The German government has approved the introduction of new benefits for parents. The plans are going ahead after months of bitter wrangling in Chancellor Merkel’s coalition government.

Parents in Germany who opt to care for very young children at home rather than sending them to a state-sponsored nursery will receive 100 euros ($125) a month from next January.

The introduction of the benefit for parents of under-three-year-olds was a demand pushed by Angela Merkel's conservative coalition partner, the Bavarian CSU. It had been opposed by the junior coalition partner, the liberal FDP, which gave in on Wednesday.

The plans have also met with criticism from opposition quarters.

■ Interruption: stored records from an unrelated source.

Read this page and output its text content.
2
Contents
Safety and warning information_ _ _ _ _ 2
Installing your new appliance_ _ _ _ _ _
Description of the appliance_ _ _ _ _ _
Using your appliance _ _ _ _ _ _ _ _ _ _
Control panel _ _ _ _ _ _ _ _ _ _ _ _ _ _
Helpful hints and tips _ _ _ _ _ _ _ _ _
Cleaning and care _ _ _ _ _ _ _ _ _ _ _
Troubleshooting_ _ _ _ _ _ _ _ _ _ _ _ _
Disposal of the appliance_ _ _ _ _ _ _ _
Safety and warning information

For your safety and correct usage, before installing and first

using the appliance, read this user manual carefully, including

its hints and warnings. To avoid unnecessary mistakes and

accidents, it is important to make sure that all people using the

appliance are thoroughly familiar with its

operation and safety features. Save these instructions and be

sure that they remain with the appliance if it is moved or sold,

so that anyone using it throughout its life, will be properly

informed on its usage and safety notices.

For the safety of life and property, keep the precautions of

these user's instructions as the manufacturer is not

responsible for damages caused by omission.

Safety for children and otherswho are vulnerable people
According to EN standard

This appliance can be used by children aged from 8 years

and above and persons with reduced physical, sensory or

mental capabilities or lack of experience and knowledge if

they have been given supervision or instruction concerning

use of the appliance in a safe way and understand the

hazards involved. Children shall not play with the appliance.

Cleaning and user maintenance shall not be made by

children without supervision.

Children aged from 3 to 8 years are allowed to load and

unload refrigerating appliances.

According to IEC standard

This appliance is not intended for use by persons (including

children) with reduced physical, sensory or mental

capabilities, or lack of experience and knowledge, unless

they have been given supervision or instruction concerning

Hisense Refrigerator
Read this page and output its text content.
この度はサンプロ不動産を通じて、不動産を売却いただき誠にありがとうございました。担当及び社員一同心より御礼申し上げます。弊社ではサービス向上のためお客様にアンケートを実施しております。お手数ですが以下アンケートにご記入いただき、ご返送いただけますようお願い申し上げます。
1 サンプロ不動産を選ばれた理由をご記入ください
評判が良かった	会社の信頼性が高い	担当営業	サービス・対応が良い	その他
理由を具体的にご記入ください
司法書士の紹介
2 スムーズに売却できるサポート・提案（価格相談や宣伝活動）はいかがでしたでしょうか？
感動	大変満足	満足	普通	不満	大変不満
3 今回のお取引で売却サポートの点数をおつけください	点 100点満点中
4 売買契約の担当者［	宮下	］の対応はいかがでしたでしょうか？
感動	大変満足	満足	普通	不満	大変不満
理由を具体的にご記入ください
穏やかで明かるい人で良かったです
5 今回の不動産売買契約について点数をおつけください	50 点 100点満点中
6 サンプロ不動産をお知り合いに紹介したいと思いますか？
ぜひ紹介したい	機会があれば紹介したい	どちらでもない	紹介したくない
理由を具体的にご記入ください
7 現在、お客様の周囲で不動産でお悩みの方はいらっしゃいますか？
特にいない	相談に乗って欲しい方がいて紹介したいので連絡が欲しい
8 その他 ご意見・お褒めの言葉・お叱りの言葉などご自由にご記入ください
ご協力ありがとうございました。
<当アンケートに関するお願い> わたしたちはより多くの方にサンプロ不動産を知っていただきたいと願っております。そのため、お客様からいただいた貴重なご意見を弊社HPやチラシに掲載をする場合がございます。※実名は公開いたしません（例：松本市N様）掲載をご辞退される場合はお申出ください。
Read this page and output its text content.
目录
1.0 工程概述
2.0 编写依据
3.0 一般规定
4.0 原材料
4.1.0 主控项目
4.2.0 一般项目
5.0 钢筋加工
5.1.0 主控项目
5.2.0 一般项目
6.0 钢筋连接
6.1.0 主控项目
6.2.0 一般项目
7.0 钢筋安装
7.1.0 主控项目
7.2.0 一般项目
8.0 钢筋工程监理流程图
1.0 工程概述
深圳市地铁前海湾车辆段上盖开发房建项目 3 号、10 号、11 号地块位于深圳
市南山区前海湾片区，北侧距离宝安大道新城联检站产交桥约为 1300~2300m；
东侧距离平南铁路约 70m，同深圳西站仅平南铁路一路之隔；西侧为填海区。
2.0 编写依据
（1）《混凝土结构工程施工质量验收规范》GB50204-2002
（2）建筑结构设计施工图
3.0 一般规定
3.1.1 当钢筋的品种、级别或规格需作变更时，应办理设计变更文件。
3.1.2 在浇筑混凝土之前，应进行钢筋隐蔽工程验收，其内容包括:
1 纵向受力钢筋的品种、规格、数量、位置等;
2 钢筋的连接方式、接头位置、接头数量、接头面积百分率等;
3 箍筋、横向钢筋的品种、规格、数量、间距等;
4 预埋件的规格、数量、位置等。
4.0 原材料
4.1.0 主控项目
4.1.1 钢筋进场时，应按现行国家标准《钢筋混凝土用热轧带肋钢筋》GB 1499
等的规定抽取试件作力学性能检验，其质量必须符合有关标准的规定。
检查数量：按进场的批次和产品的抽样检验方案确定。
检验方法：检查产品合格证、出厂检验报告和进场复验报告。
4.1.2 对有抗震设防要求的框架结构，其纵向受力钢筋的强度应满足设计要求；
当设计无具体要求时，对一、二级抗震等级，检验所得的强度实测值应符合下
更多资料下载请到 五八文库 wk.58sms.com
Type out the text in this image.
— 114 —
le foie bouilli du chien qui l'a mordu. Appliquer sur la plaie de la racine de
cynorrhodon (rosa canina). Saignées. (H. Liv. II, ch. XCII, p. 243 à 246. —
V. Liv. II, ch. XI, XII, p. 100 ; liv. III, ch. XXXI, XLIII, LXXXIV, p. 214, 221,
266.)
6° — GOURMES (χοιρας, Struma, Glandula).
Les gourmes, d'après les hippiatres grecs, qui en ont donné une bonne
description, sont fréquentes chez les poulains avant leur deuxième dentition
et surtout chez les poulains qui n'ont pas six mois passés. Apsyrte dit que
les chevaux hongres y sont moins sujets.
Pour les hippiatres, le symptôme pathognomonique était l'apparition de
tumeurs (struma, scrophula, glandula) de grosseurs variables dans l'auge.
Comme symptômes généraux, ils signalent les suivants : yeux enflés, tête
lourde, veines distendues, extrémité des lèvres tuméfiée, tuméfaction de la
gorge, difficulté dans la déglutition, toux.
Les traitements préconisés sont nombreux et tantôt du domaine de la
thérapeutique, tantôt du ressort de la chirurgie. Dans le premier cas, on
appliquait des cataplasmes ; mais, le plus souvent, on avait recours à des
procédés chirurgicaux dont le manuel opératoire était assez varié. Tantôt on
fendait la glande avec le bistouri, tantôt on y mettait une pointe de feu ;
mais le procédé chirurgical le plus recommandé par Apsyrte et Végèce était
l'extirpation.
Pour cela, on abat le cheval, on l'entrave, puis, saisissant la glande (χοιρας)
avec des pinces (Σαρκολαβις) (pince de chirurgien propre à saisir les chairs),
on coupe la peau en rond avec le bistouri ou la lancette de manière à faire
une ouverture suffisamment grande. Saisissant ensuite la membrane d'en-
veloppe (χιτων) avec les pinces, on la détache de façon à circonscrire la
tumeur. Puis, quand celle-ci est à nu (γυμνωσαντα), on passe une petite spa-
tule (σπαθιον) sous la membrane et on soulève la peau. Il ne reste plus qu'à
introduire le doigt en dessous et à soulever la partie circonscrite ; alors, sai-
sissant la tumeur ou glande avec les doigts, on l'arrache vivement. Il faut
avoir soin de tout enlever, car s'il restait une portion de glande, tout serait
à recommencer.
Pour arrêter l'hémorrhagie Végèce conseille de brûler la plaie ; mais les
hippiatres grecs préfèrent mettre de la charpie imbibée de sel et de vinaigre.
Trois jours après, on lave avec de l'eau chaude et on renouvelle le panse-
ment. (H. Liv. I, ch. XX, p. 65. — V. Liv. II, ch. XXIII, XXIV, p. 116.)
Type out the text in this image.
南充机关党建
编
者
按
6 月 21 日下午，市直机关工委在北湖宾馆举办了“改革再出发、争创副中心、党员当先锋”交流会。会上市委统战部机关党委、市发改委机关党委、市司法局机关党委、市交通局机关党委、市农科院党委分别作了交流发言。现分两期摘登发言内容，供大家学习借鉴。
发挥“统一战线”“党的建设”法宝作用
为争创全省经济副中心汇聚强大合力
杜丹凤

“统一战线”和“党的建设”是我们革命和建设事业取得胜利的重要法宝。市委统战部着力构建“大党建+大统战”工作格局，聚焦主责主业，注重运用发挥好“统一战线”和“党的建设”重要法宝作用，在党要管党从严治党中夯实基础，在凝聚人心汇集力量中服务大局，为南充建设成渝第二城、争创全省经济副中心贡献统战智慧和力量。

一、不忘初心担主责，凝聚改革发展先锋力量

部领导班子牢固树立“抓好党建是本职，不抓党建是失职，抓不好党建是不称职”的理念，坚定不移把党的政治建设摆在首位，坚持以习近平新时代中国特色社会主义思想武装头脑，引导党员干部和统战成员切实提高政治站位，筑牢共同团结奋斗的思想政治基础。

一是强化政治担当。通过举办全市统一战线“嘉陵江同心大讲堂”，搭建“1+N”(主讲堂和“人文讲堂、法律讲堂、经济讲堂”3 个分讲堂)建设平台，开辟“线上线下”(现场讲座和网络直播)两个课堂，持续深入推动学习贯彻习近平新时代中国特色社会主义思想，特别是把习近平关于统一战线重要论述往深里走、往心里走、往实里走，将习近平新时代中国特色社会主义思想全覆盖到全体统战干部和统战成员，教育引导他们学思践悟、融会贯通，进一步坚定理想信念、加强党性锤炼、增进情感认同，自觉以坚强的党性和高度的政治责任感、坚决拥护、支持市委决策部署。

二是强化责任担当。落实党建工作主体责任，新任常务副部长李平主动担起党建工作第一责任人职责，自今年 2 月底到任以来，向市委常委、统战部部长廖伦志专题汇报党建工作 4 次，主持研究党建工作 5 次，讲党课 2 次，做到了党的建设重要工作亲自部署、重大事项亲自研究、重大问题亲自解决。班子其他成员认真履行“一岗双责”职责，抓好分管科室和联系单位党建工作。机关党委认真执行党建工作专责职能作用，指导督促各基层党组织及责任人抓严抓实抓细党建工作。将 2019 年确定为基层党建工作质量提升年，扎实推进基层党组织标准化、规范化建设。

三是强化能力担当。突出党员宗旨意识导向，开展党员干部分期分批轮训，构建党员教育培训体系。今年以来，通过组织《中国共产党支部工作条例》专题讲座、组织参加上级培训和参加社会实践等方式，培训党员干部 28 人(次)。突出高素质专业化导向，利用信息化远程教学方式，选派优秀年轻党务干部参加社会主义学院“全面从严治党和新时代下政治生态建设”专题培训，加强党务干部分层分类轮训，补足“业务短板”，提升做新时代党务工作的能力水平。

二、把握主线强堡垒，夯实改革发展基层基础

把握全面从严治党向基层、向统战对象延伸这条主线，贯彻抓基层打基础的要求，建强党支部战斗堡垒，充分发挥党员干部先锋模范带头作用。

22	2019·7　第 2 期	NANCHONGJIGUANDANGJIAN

Critics fear they will encourage young women in Germany to stay at home rather than pursuing careers and earning an income.

"We're rolling backwards here," Manuela Schwesig, a Social Democrat Party (SPD) deputy chief said.

Cem Özdemir of the Green party said the government was ignoring public opinion, which was overwhelmingly against the introduction of the new benefit.

Family Minister Kristina Schröder, however, countered fears that the new benefit would be too much of a burden for state coffers. She put the price tag for the new benefit at 400 million euros for next year.

Now the opposition SPD wants to prevent implementation of the payment scheme in the Bundesrat, the upper house of parliament, or in the federal constitutional court.